Polygon dichiara di aver raggiunto la neutralità di carbonio

Polygon si dichiara ecologista: In collaborazione con KlimaDAO, l’ecosistema Polygon ha ritirato 400.000 dollari in crediti di carbonio per compensare le emissioni di gas serra.

Polygon è una piattaforma di scalata di Ethereum che sta portando milioni di persone su Web3. Secondo un comunicato stampa diramato ieri, la piattaforma afferma che la sua rete ha raggiunto la neutralità in termini di emissioni di carbonio.

La pietra miliare è stata raggiunta sulla strada per diventare carbon negative. L’azienda intende farlo ritirando definitivamente 400.000 dollari di crediti di carbonio. Questo per compensare 104.794 tonnellate di gas serra.
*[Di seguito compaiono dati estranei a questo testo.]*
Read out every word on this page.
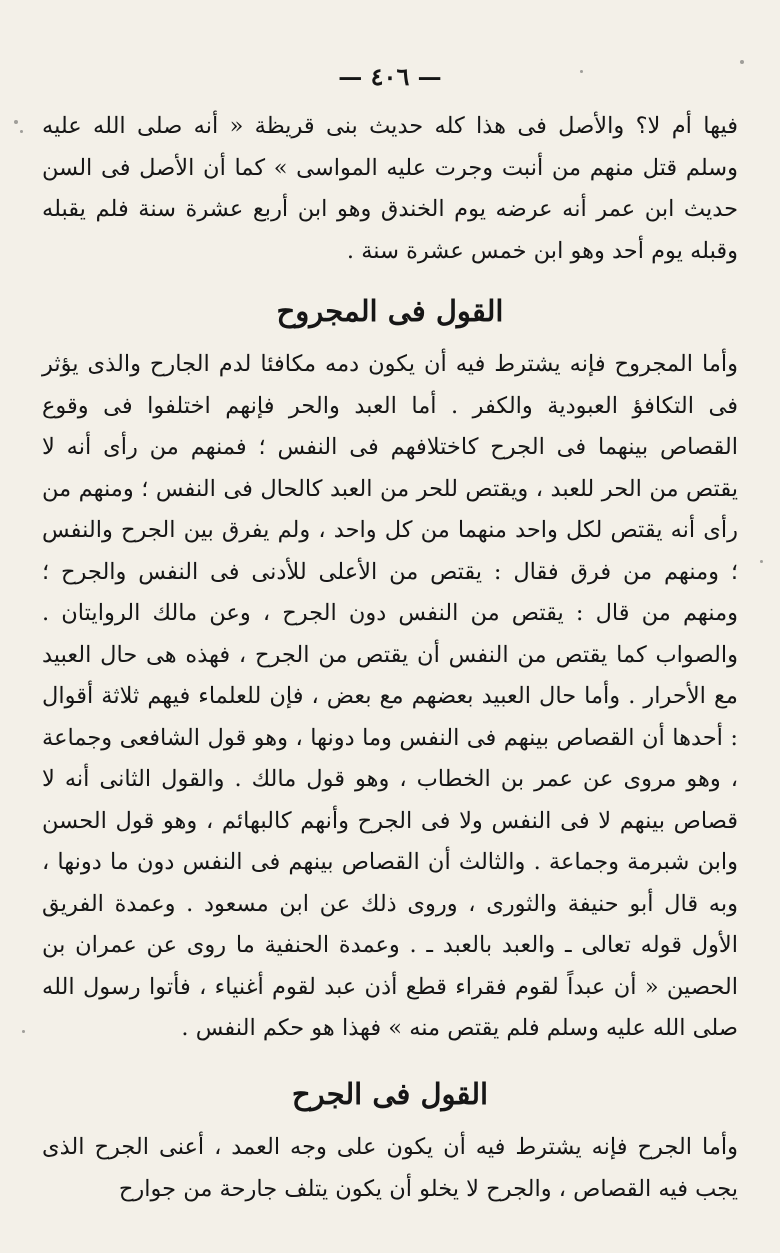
— ٤٠٦ —

فيها أم لا؟ والأصل فى هذا كله حديث بنى قريظة « أنه صلى الله عليه وسلم قتل منهم من أنبت وجرت عليه المواسى » كما أن الأصل فى السن حديث ابن عمر أنه عرضه يوم الخندق وهو ابن أربع عشرة سنة فلم يقبله وقبله يوم أحد وهو ابن خمس عشرة سنة .

القول فى المجروح

وأما المجروح فإنه يشترط فيه أن يكون دمه مكافئا لدم الجارح والذى يؤثر فى التكافؤ العبودية والكفر . أما العبد والحر فإنهم اختلفوا فى وقوع القصاص بينهما فى الجرح كاختلافهم فى النفس ؛ فمنهم من رأى أنه لا يقتص من الحر للعبد ، ويقتص للحر من العبد كالحال فى النفس ؛ ومنهم من رأى أنه يقتص لكل واحد منهما من كل واحد ، ولم يفرق بين الجرح والنفس ؛ ومنهم من فرق فقال : يقتص من الأعلى للأدنى فى النفس والجرح ؛ ومنهم من قال : يقتص من النفس دون الجرح ، وعن مالك الروايتان . والصواب كما يقتص من النفس أن يقتص من الجرح ، فهذه هى حال العبيد مع الأحرار . وأما حال العبيد بعضهم مع بعض ، فإن للعلماء فيهم ثلاثة أقوال : أحدها أن القصاص بينهم فى النفس وما دونها ، وهو قول الشافعى وجماعة ، وهو مروى عن عمر بن الخطاب ، وهو قول مالك . والقول الثانى أنه لا قصاص بينهم لا فى النفس ولا فى الجرح وأنهم كالبهائم ، وهو قول الحسن وابن شبرمة وجماعة . والثالث أن القصاص بينهم فى النفس دون ما دونها ، وبه قال أبو حنيفة والثورى ، وروى ذلك عن ابن مسعود . وعمدة الفريق الأول قوله تعالى ـ والعبد بالعبد ـ . وعمدة الحنفية ما روى عن عمران بن الحصين « أن عبداً لقوم فقراء قطع أذن عبد لقوم أغنياء ، فأتوا رسول الله صلى الله عليه وسلم فلم يقتص منه » فهذا هو حكم النفس .

القول فى الجرح

وأما الجرح فإنه يشترط فيه أن يكون على وجه العمد ، أعنى الجرح الذى يجب فيه القصاص ، والجرح لا يخلو أن يكون يتلف جارحة من جوارح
Il gas è stato emesso fin dagli inizi della blockchain.

Polygon ha pubblicato il suo Green Manifesto ad aprile, impegnandosi a stanziare 20 milioni di dollari per iniziative che utilizzino Web3 per creare nuove soluzioni per il ritiro dei crediti di carbonio sulla catena.
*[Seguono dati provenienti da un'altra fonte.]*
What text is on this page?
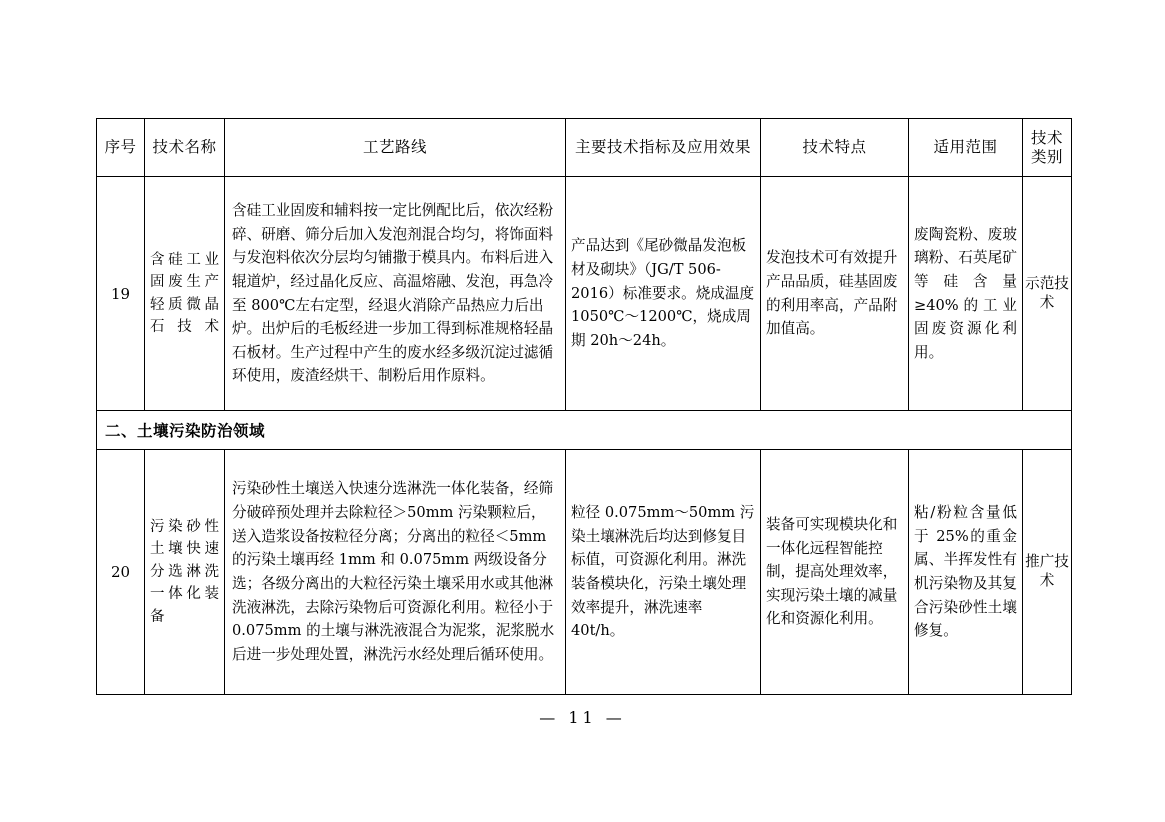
序号	技术名称	工艺路线	主要技术指标及应用效果	技术特点	适用范围	技术
类别

19	含硅工业固废生产轻质微晶石技术	含硅工业固废和辅料按一定比例配比后，依次经粉碎、研磨、筛分后加入发泡剂混合均匀，将饰面料与发泡料依次分层均匀铺撒于模具内。布料后进入辊道炉，经过晶化反应、高温熔融、发泡，再急冷至 800℃左右定型，经退火消除产品热应力后出炉。出炉后的毛板经进一步加工得到标准规格轻晶石板材。生产过程中产生的废水经多级沉淀过滤循环使用，废渣经烘干、制粉后用作原料。	产品达到《尾砂微晶发泡板材及砌块》（JG/T 506-2016）标准要求。烧成温度 1050℃～1200℃，烧成周期 20h～24h。	发泡技术可有效提升产品品质，硅基固废的利用率高，产品附加值高。	废陶瓷粉、废玻璃粉、石英尾矿等硅含量≥40%的工业固废资源化利用。	示范技术

二、土壤污染防治领域						

20	污染砂性土壤快速分选淋洗一体化装备	污染砂性土壤送入快速分选淋洗一体化装备，经筛分破碎预处理并去除粒径＞50mm 污染颗粒后，送入造浆设备按粒径分离；分离出的粒径＜5mm 的污染土壤再经 1mm 和 0.075mm 两级设备分选；各级分离出的大粒径污染土壤采用水或其他淋洗液淋洗，去除污染物后可资源化利用。粒径小于 0.075mm 的土壤与淋洗液混合为泥浆，泥浆脱水后进一步处理处置，淋洗污水经处理后循环使用。	粒径 0.075mm～50mm 污染土壤淋洗后均达到修复目标值，可资源化利用。淋洗装备模块化，污染土壤处理效率提升，淋洗速率 40t/h。	装备可实现模块化和一体化远程智能控制，提高处理效率，实现污染土壤的减量化和资源化利用。	粘/粉粒含量低于 25%的重金属、半挥发性有机污染物及其复合污染砂性土壤修复。	推广技术
— 11 —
La piattaforma afferma: “La tecnologia blockchain rende la compensazione delle emissioni di anidride carbonica straordinariamente potente, in quanto i crediti di anidride carbonica di qualsiasi volume possono essere ritirati in totale trasparenza. Le entità possono acquistare compensazioni di carbonio, visualizzare i dati di mercato in tempo reale e accelerare l’erogazione di finanziamenti a progetti di carbonio ad alto impatto in tutto il mondo. Compensando le emissioni storiche dell’intera rete, Polygon ha garantito che ogni transazione – che si tratti del conio di un NFT o di una transazione DeFi – sia contabilizzata e il suo impatto ambientale sia compensato”.

Polygon claims to be squeaky green: In a collab with KlimaDAO, the Polygon ecosystem has retired $400,000 in carbon credits to offset greenhouse gas emissions.

Polygon e KlimaDAO

Polygon afferma di aver raggiunto l’obiettivo grazie alla collaborazione con KlimaDAO. “Si tratta di un collettivo decentralizzato di ambientalisti, sviluppatori e imprenditori che è ampiamente riconosciuto come pioniere nel nascente mercato del carbonio on-chain. KlimaDAO ha portato trasparenza e accessibilità ai mercati dei crediti volontari, altrimenti poco trasparenti”.

KlimaDAO e Offsetra hanno analizzato l’impronta energetica della rete. “L’analisi ha riguardato le emissioni di sthardware dei nodi di staking, il consumo energetico delle operazioni di staking e i contratti che interagiscono direttamente con la mainnet di Ethereum. Polygon collabora anche con il Crypto Carbon Ratings Institute (CCRI) per verificare la propria impronta di carbonio. Polygon ha quindi acquistato 400.000 dollari di crediti tokenizzati attraverso il mercato del carbonio on-chain e li ha ritirati utilizzando lo strumento di aggregazione degli offset di KlimaDAO. Tutti i crediti tokenizzati BCT e MCO2 sono stati creati da compensazioni certificate secondo il Verified Carbon Standard”.

Polygon ha collaborato con KlimaDAO anche per sostenere altri progetti:

-Il progetto di conservazione della foresta di Bull Run in Belize, che protegge le foreste di pini.

-Il Ghani Solar Power Project, un progetto di generazione di elettricità rinnovabile da 500 megawatt in India.

-un progetto di energia eolica a Jaibhim, in India

-Moss.Earth, che finanzia la conservazione dell’Amazzonia utilizzando il suo token MCO2.

Neutralità del carbonio

Sandeep Nailwal è il cofondatore di Polygon. “Il nostro mondo sta affrontando una crisi ambientale e l’industria della blockchain deve fare molto di più che promettere di non aggravare il problema. Raggiungere la neutralità delle emissioni di carbonio è un primo passo importante, ma c’è ancora molto lavoro da fare. Polygon farà da apripista mentre l’intero settore si muove per diventare un positivo netto per l’ambiente”.

Polygon ospiterà il 13 luglio il Green Blockchain Summit. Si tratta di un forum virtuale per i leader di Web3 per risolvere i problemi del settore blockchain.